The Minister must have seen in the national newspapers this morning the incidents of alleged rape and how in some parts of the country there is very poor follow-up of these allegations. Will his victims code help those women who have been raped and then find that the police do not take their case seriously enough?

I agree that the point made in this morning’s reports is very serious, and I can assure the House that it is not just the victims code that will help. We have written to PCCs and chief constables encouraging them to use these recently issued data in conjunction with the data on referrals to the Crown Prosecution Service to improve all forces’ response to rape.

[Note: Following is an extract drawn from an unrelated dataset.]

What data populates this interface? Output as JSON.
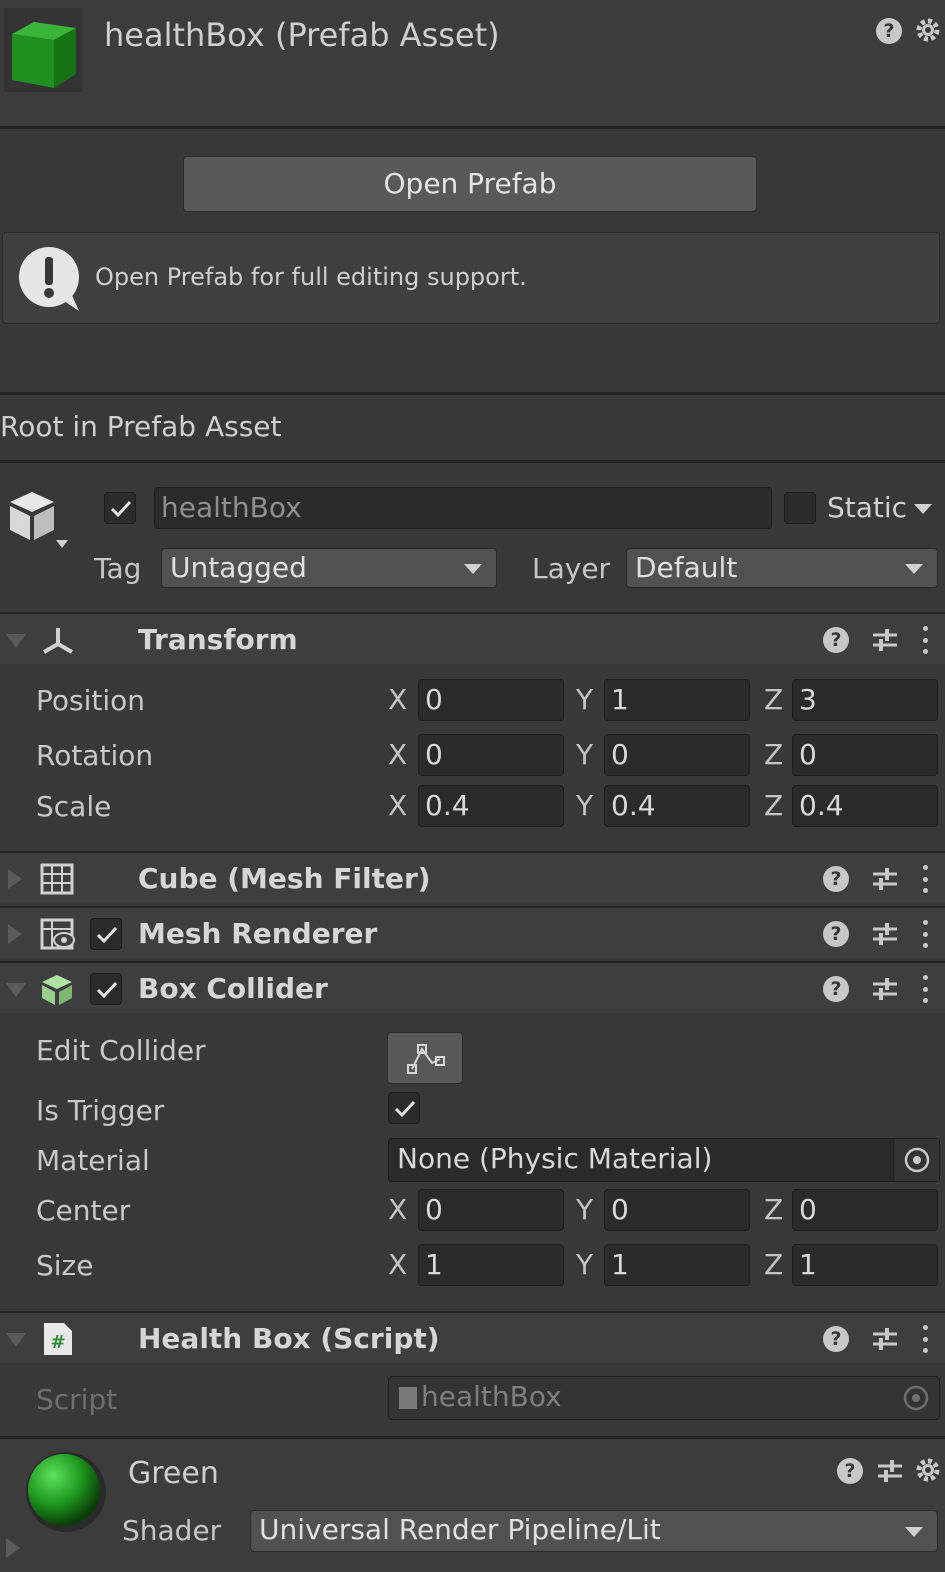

We have also involved the Director of Public Prosecutions in setting up a scrutiny panel to look at how forces deal with rape in certain areas.

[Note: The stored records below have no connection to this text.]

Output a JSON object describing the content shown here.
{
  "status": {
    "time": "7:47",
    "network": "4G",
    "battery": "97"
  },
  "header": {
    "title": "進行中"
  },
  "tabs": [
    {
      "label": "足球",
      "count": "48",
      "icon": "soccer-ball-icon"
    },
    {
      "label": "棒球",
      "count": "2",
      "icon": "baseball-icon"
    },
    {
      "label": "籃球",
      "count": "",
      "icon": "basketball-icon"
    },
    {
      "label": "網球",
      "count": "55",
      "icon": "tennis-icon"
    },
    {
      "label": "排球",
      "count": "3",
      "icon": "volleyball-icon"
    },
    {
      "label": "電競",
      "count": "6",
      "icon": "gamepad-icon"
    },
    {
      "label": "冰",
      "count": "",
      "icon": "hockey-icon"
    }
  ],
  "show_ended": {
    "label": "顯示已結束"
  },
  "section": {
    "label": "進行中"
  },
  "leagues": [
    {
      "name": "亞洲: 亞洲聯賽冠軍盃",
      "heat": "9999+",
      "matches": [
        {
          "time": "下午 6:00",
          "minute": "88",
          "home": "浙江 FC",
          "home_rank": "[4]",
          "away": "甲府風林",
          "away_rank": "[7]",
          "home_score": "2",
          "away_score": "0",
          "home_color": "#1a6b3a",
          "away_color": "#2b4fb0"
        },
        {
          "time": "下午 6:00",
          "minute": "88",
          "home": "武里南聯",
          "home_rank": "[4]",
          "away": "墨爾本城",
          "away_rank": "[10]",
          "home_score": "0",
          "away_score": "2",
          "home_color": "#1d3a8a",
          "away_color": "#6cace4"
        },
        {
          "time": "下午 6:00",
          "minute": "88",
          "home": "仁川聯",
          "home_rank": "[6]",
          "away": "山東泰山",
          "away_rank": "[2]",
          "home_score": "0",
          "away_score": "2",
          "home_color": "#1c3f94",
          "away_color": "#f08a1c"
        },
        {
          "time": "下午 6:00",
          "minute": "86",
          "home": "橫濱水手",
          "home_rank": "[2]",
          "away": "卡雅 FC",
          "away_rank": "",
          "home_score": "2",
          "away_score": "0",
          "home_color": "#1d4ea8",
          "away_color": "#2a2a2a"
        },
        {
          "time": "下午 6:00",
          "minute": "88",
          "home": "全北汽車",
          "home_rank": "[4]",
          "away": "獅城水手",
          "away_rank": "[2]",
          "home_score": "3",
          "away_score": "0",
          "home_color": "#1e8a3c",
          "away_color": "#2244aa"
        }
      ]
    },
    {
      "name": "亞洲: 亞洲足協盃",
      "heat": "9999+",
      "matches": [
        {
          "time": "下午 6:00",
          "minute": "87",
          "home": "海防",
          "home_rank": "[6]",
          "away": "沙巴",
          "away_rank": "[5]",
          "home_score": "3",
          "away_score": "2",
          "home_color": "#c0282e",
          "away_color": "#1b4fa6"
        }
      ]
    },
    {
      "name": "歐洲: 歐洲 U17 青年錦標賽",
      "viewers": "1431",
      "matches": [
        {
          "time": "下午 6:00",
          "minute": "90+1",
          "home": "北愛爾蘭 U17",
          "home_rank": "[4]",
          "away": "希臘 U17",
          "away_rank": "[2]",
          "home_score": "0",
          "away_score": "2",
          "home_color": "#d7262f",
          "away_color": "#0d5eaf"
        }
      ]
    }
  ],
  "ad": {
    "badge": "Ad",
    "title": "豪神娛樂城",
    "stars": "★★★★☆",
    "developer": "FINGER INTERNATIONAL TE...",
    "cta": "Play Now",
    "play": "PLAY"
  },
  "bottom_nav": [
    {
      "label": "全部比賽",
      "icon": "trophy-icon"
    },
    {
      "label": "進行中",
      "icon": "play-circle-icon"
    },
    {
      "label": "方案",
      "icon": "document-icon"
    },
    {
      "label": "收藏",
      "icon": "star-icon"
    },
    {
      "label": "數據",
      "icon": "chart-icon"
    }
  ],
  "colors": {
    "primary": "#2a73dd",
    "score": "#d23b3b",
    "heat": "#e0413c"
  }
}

The criminal investigation into the Hillsborough disaster is still ongoing, but a very great number of people undoubtedly suffered, as we saw on last night’s “Newsnight”—I hope the Minister and Secretary of State will watch it if they have not already done so—when the survivors told their harrowing stories. May I simply ask the Minister to confirm that his Department will make available all support necessary to bring them justice as soon as possible?

When the hon. Lady refers to my Department, I should point out that it is the Home Office, where I also have a responsibility, that leads on Hillsborough. We are absolutely determined to do what she says through the Independent Police Complaints Commission investigation, which is ongoing, and the coroner’s action, which is due to start next month. I know the families are very much looking forward to those as a way of getting to the truth.